Quando si è avviata verso il banco dei testimoni con il suo sguardo determinato, la sua gonna nera dritta e la sua giacca grigia con toppe sui gomiti, martedì 12 novembre, abbiamo subito capito che la testimonianza di Audrey F., la preside della scuola di Samuel Paty, avrebbe essere sobrio e metodico.

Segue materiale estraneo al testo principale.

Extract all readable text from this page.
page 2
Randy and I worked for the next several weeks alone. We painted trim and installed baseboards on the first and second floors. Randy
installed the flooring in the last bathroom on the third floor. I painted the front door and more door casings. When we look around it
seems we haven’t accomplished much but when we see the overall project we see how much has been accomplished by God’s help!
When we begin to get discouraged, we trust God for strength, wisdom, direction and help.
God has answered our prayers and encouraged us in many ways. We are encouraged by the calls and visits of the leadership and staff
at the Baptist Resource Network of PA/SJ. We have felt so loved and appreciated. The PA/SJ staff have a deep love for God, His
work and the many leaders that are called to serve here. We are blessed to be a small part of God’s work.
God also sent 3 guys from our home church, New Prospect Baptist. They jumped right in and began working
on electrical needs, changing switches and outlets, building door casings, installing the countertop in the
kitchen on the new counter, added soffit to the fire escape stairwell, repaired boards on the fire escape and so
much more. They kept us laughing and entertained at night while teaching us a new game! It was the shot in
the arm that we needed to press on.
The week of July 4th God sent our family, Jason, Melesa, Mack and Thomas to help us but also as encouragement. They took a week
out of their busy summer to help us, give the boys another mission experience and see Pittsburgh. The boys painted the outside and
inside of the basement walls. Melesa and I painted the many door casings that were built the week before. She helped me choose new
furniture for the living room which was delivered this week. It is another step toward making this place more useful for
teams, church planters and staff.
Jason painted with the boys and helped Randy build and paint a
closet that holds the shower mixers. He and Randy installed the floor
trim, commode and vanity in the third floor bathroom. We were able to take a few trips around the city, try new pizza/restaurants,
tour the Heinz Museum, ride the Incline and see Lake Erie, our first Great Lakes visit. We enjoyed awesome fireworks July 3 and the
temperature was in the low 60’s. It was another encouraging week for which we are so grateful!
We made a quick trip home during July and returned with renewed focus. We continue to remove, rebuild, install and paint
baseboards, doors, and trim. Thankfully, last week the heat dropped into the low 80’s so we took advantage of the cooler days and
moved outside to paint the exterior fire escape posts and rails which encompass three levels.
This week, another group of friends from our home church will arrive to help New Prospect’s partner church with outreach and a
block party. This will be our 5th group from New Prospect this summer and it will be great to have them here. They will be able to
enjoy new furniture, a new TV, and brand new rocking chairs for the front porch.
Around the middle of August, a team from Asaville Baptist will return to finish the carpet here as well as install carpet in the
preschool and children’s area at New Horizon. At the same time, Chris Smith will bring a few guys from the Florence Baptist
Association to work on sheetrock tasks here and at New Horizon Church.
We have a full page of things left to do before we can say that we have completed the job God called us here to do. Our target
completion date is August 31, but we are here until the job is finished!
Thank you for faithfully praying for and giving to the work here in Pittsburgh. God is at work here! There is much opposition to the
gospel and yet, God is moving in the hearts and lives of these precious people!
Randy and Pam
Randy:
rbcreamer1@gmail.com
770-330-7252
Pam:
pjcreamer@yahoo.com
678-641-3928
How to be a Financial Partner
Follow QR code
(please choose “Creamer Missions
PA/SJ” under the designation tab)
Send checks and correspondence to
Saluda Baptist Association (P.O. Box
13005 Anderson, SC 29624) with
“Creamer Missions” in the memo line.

E che la sua testimonianza si rivelerebbe preziosissima per comprendere la spirale infernale che portò all'assassinio del professore di storia e geografia il 16 ottobre 2020.

Prezioso, innanzitutto, perché a differenza di Samuel Paty, che non ha mai avuto modo di conoscere i suoi accusatori, Audrey F. ha incontrato i due uomini all'origine del “ fatwa ”, queste le sue parole, che portarono alla sua decapitazione. Preziosa anche perché ha preso nota di tutti gli avvenimenti accaduti nei dieci giorni fino alla sua morte.

Tutto è iniziato il 7 ottobre 2020, quando il preside ha deciso di sanzionare una studentessa, Z., con due giorni di esclusione per “ inciviltà ” E ” assenze » ripeté. Una sanzione estranea al corso impartito il giorno prima da Samuel Paty, dal quale era assente anche Z.. Ma non è quello che la studentessa ha detto ai suoi genitori: ha detto loro di essersi opposta al suo insegnante, che avrebbe chiesto agli studenti musulmani di lasciare la classe prima di proiettare le immagini del profeta” non ».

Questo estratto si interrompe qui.